C'est en évoquant la mort de son aimée, inconsolable, que Lamartine a composé le fameux vers romantique qui sert de titre à cet article. En extrapolant sans vergogne, c'est un sentiment d'absence, également, qui frappe et attriste le marché de l'immobilier du luxe sur la Côte d'Azur. Qui manque ainsi à l'appel ? La clientèle russe, bien sûr, et, dans une moindre mesure, les acheteurs en provenance du Moyen-Orient.
Après avoir « flambé » et occupé tout l'espace, les acquéreurs russophones ont en effet quasiment disparu du tableau. « Ils ont du mal à obtenir les accords pour transférer leurs fonds, explique Michaël Fusaro, de Nice Properties, spécialiste du secteur. Il y a toujours la volonté d'acheter, mais cela n'aboutit pas ». Les tensions diplomatiques internationales ont ainsi des conséquences directes sur le marché. Tout comme la violence des événements de janvier et novembre 2015 a pu refroidir la clientèle du Moyen-Orient, occasionnant, ici encore, des ratés. « Pour eux, la raison n'est pas politique, ni financière, mais il y a désormais une hésitation à investir en France et sur la Côte », souligne Michaël Fusaro. « Il y a de gros projets qui sont en attente et on a vu de très grosses ventes, pour lesquelles tout était prêt, ne pas se faire au dernier moment ».

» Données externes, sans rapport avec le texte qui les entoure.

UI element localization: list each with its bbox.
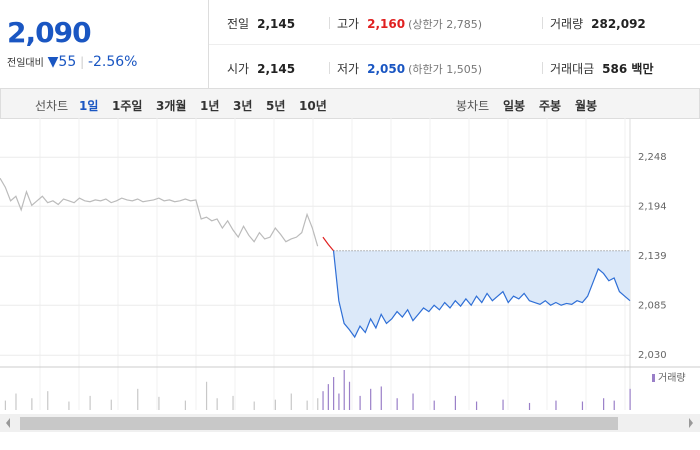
volume-bar: [110, 399, 112, 410]
volume-bar: [4, 400, 6, 410]
volume-bar: [253, 401, 255, 410]
volume-bar: [348, 381, 351, 410]
y-tick-label: 2,139: [638, 251, 667, 262]
stat-value: 2,145: [257, 62, 296, 76]
volume-bar: [333, 377, 335, 410]
volume-bar: [89, 395, 91, 410]
period-tab[interactable]: 3개월: [156, 99, 187, 113]
stat-value: 2,160: [367, 17, 406, 31]
down-arrow: ▼: [47, 54, 59, 70]
candle-tab[interactable]: 주봉: [539, 99, 562, 113]
stat: 저가 2,050 (하한가 1,505): [329, 60, 482, 77]
period-tab[interactable]: 5년: [266, 99, 286, 113]
price-box: 2,090 전일대비 ▼55 | -2.56%: [0, 0, 209, 88]
change-label: 전일대비: [7, 58, 44, 69]
volume-bar: [274, 399, 276, 410]
legend-swatch: [652, 374, 655, 382]
stat-value: 282,092: [591, 17, 646, 31]
volume-bar: [290, 393, 292, 410]
y-tick-label: 2,248: [638, 152, 667, 163]
volume-bar: [31, 398, 33, 410]
stat: 시가 2,145: [227, 60, 295, 77]
stat: 거래대금 586 백만: [542, 60, 654, 77]
stat: 전일 2,145: [227, 15, 295, 32]
volume-bar: [306, 400, 308, 410]
y-tick-label: 2,194: [638, 201, 667, 212]
period-tab[interactable]: 1일: [79, 99, 99, 113]
volume-bar: [412, 393, 414, 410]
price-line: [0, 177, 319, 247]
period-tab[interactable]: 1년: [200, 99, 220, 113]
volume-bar: [327, 384, 329, 410]
scroll-left: [6, 418, 10, 428]
volume-bar: [317, 398, 319, 410]
change: 전일대비 ▼55 | -2.56%: [7, 54, 138, 70]
price-line: [332, 250, 631, 339]
tab-bar: 선차트 1일 1주일 3개월 1년 3년 5년 10년 봉차트 일봉 주봉 월봉: [0, 88, 700, 119]
stat-note: (하한가 1,505): [408, 63, 482, 76]
stat-value: 2,145: [257, 17, 296, 31]
stat-label: 시가: [227, 62, 250, 76]
period-tab[interactable]: 3년: [233, 99, 253, 113]
volume-bar: [603, 398, 605, 410]
price-line: [322, 236, 334, 252]
volume-bar: [15, 393, 17, 410]
volume-bar: [184, 400, 186, 410]
volume-bar: [555, 400, 557, 410]
volume-bar: [433, 400, 435, 410]
stat: 거래량 282,092: [542, 15, 646, 32]
volume-bar: [380, 386, 382, 410]
period-tab[interactable]: 1주일: [112, 99, 143, 113]
stat-value: 586 백만: [602, 62, 654, 76]
volume-bar: [359, 395, 361, 410]
volume-bar: [205, 381, 208, 410]
volume-bar: [629, 388, 631, 410]
stat-note: (상한가 2,785): [408, 18, 482, 31]
volume-bar: [475, 401, 478, 410]
chart: 2,030 2,085 2,139 2,194 2,248 거래량: [0, 118, 700, 432]
volume-bar: [613, 400, 615, 410]
volume-bar: [396, 398, 398, 410]
price: 2,090: [7, 16, 92, 49]
stat-label: 거래량: [550, 17, 584, 31]
volume-bar: [232, 395, 234, 410]
volume-bar: [158, 396, 160, 410]
change-pct: -2.56%: [87, 54, 138, 70]
candle-tab[interactable]: 월봉: [575, 99, 598, 113]
legend-label: 거래량: [658, 372, 686, 384]
stat-label: 전일: [227, 17, 250, 31]
volume-bar: [370, 388, 372, 410]
volume-bar: [137, 388, 139, 410]
stat: 고가 2,160 (상한가 2,785): [329, 15, 482, 32]
volume-bar: [502, 399, 504, 410]
volume-bar: [343, 370, 345, 410]
volume-bar: [47, 391, 49, 410]
volume-bar: [454, 395, 456, 410]
volume-bar: [581, 401, 584, 410]
stat-value: 2,050: [367, 62, 406, 76]
stat-label: 거래대금: [550, 62, 595, 76]
stat-label: 저가: [337, 62, 360, 76]
volume-bar: [528, 402, 531, 410]
volume-bar: [338, 393, 340, 410]
y-tick-label: 2,085: [638, 300, 667, 311]
change-value: 55: [58, 54, 77, 70]
scroll-right: [689, 418, 693, 428]
scroll-thumb: [20, 417, 618, 430]
tab-label: 봉차트: [456, 99, 490, 113]
period-tab[interactable]: 10년: [299, 99, 327, 113]
stat-label: 고가: [337, 17, 360, 31]
volume-bar: [322, 391, 324, 410]
volume-bar: [68, 401, 70, 410]
tab-label: 선차트: [35, 99, 69, 113]
volume-bar: [216, 398, 218, 410]
y-tick-label: 2,030: [638, 350, 667, 361]
summary: 2,090 전일대비 ▼55 | -2.56% 전일 2,145 고가 2,160 (상…: [0, 0, 700, 89]
candle-tab[interactable]: 일봉: [503, 99, 526, 113]
area-fill: [333, 250, 630, 338]
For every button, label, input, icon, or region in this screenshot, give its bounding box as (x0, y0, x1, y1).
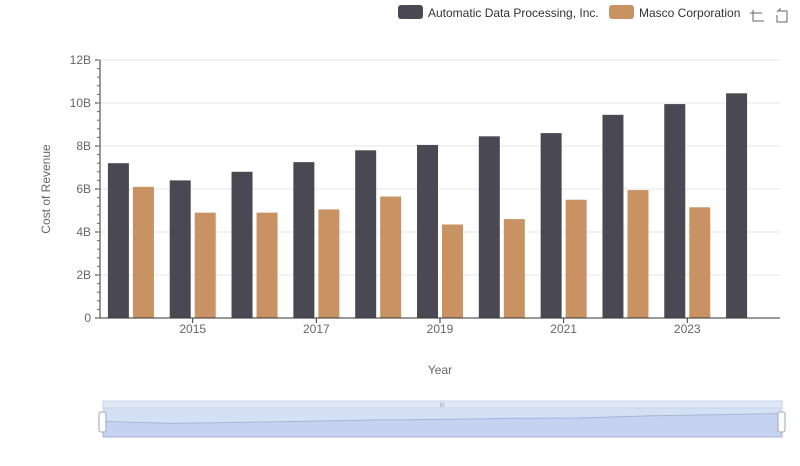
legend-item-adp[interactable]: Automatic Data Processing, Inc. (398, 5, 599, 20)
bar (293, 162, 315, 318)
legend-item-masco[interactable]: Masco Corporation (609, 5, 740, 20)
bar (565, 199, 587, 318)
bar (256, 212, 278, 318)
y-axis-ticks: 0 2B 4B 6B 8B 10B 12B (70, 53, 100, 325)
data-zoom-slider[interactable]: III (98, 400, 786, 438)
y-tick-label: 6B (76, 182, 91, 196)
bar (726, 93, 748, 318)
data-zoom-right-handle[interactable] (777, 411, 786, 433)
x-tick-label: 2021 (550, 322, 577, 336)
bar (318, 209, 340, 318)
y-tick-label: 0 (84, 311, 91, 325)
bar (689, 207, 711, 318)
x-tick-label: 2015 (179, 322, 206, 336)
bar (169, 180, 191, 318)
x-tick-label: 2023 (674, 322, 701, 336)
y-axis-label: Cost of Revenue (39, 144, 53, 234)
y-tick-label: 2B (76, 268, 91, 282)
data-zoom-drag-grip[interactable]: III (439, 403, 444, 409)
legend-label-adp: Automatic Data Processing, Inc. (428, 6, 599, 20)
bar (602, 114, 624, 318)
y-tick-label: 12B (70, 53, 91, 67)
bar (478, 136, 500, 318)
bar (503, 219, 525, 318)
y-tick-label: 10B (70, 96, 91, 110)
legend-swatch-masco (609, 5, 634, 19)
x-tick-label: 2017 (303, 322, 330, 336)
zoom-crosshair-icon[interactable] (750, 10, 764, 22)
bar (132, 186, 154, 318)
bar (380, 196, 402, 318)
bars (107, 93, 748, 318)
legend[interactable]: Automatic Data Processing, Inc. Masco Co… (398, 5, 740, 20)
legend-swatch-adp (398, 5, 423, 19)
legend-label-masco: Masco Corporation (639, 6, 740, 20)
bar (231, 171, 253, 318)
bar (627, 190, 649, 318)
bar (417, 144, 438, 318)
y-tick-label: 8B (76, 139, 91, 153)
data-zoom-preview-line (102, 412, 783, 438)
y-tick-label: 4B (76, 225, 91, 239)
x-axis-ticks: 2015 2017 2019 2021 2023 (179, 318, 701, 336)
bar (664, 104, 686, 318)
data-zoom-top-bar[interactable] (102, 400, 783, 409)
restore-icon[interactable] (776, 7, 788, 23)
bar (540, 133, 562, 318)
bar (355, 150, 377, 318)
x-axis-label: Year (428, 363, 452, 377)
bar (107, 163, 129, 318)
bar (442, 224, 463, 318)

Heureusement, un certain nombre de transactions aboutissent bien, elles, notamment grâce au retour d'investisseurs anglais ou allemands, français aussi. « Nice, en particulier, conserve une grande attractivité pour des expatriés qui rentrent en France ou des personnes qui s'installent dans le Sud après une carrière et qui apprécient d'être si facilement reliés à Paris et aux capitales européennes », analyse le spécialiste.
Coup de cœur
Ainsi, le marché de l'immobilier de luxe reste globalement actif, mais pour les biens entre 1,5 et 5 millions d'euros. Au-delà, l'offre dépasse la demande et les plus grosses unités, celles qui dépassent les 10 millions d'euros, ont du mal à partir. C'est le signe d'un autre changement des temps « Il n'y a plus d'acheteurs qui se décident sur un coup de tête, explique Michaël Fusaro. Sur un coup de cœur, oui, mais avec beaucoup de réflexion ». Les clients connaissent ainsi très bien le marché : ils ont observé les biens qui stagnaient, le cas échéant les baisses de prix successives et ils ne se décident pas sur un claquement de doigts. Et c'est bien cette « spontanéité » toute slave qui manque aujourd'hui au marché du luxe pour lui redonner des couleurs.
Michaël Zingraf, président de Michaël Zingraf Real Estate: Qu’est-ce qu’un bien d’exception?
« Un bien d’exception n’a souvent aucun lien avec le prix. D’un côté c’est un terme général et de l’autre c’est un bien rare et presque unique en son lieu.
Un terme général, car l’on peut le trouver dans de nombreux secteurs géographiques, aussi bien en bord de mer, que dans l’arrière-pays, qu’à la campagne, qu’au centre-ville ou encore dans un village. L’exception se définit principalement parce que nous offre la nature, si cette dernière constitue le cadre du bien créé et bâti par l’homme, nous commençons à nous rapprocher de ce terme. Mais cela ne suffit pas en langage immobilier, il faut que ce bien soit équilibré, que les volumes soient enveloppants, l’ambiance sereine et une architecture extérieure et intérieure harmonieuse et pleine de charme. Tous ces critères sont difficiles à réunir, c’est pour cette raison que cela est rare et donc exceptionnel. La nature nous offre ainsi, un environnement, des paysages, des vues, des arbres. Si nous sommes capables de ne pas détruire tout cela et de nous y intégrer, le premier pas est fait. Pour le reste, le talent de l’homme peut boucler la boucle. Il s’agira par exemple d’une bastide au milieu des vignes, d’une cabane de pêcheur au fond d’une crique, une maison de village avec un jardin de curé à découvrir derrière une porte, d’une propriété pied dans l’eau sur le prestigieux Cap Ferrat, etc. Cela étant dit, ceci est ma définition, chacun aura la sienne et c’est cela qui compte ».